Agridoces lembranças
Há vários dias que não ia à beira do lago. O outono viera para despir as árvores e cobrir a relva de folhas amareladas pelo tempo. A paisagem, qual triste quadro refletida nas águas, clama por você. O céu, a relva, as árvores nuas, os telhados vermelhos das nossas casas, tudo grita por você! E meu pobre coração como em eco responde. Quedo-me, respiração suspensa, lembranças a vagar...
Nossa infância e adolescência rolando por essas gramas, mergulhando nas águas tépidas, pulando, correndo e deixando o tempo passar como se nada tivesse significado diante do amor, que amadurecia junto com nossos corpos.
Há tempos não tinha coragem de caminhar pelas pegadas deixadas pelo passado.
Em que curva, que árvore, que pedra, que trilha, trocamos carícias, tapas, beijos, insultos, juras e traições?
Onde, em que pedacinho desse paraíso, o encanto esmoreceu?

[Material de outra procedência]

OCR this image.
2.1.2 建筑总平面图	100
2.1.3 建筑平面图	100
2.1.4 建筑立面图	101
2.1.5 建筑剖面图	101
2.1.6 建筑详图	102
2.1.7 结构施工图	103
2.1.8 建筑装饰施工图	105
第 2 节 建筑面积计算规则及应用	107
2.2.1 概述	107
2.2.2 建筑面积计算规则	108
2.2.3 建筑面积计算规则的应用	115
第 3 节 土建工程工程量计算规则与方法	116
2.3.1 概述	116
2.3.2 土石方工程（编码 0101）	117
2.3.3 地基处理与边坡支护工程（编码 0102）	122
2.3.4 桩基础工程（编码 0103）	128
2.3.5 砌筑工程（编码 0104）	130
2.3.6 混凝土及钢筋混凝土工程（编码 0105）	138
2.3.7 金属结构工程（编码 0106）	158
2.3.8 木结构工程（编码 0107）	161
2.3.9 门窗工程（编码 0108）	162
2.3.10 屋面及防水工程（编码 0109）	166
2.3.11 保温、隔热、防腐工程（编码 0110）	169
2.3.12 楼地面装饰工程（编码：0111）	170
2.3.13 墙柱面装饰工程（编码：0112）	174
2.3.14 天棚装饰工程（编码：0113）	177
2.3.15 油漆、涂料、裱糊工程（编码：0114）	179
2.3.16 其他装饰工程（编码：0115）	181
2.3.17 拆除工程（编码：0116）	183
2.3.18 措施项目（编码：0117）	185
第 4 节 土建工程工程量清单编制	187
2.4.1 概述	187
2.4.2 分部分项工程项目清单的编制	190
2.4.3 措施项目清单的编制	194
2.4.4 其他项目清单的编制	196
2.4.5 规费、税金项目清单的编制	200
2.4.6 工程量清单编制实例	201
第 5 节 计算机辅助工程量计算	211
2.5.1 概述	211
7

Durante muitos dias, semanas, estações inteiras, voltei ao lago na esperança de ouvir seu riso em resposta, que como música entraria (sempre) por todos os meus poros e alcançaria minh'alma.
... “Por onde andará o meu amor?” ... esse refrão acompanhou-me dias e noites como visgo em patas delicadas de canário.
Hoje, nada disso importa mais. Posso olhar a água, o bosque, as casas. Posso vasculhar meu coração e constatar que todo o turbilhão de emoções desapareceu manso, em calmaria. Agora, caminhando pelo passado, descubro que não desejo mais ouvir seu riso, sentir seu gosto, devolver tapas.
Como o outono, desfaço-me das cascas. Deixarei meu coração hibernar no inverno. Mas, fatalmente, na primavera florescerei.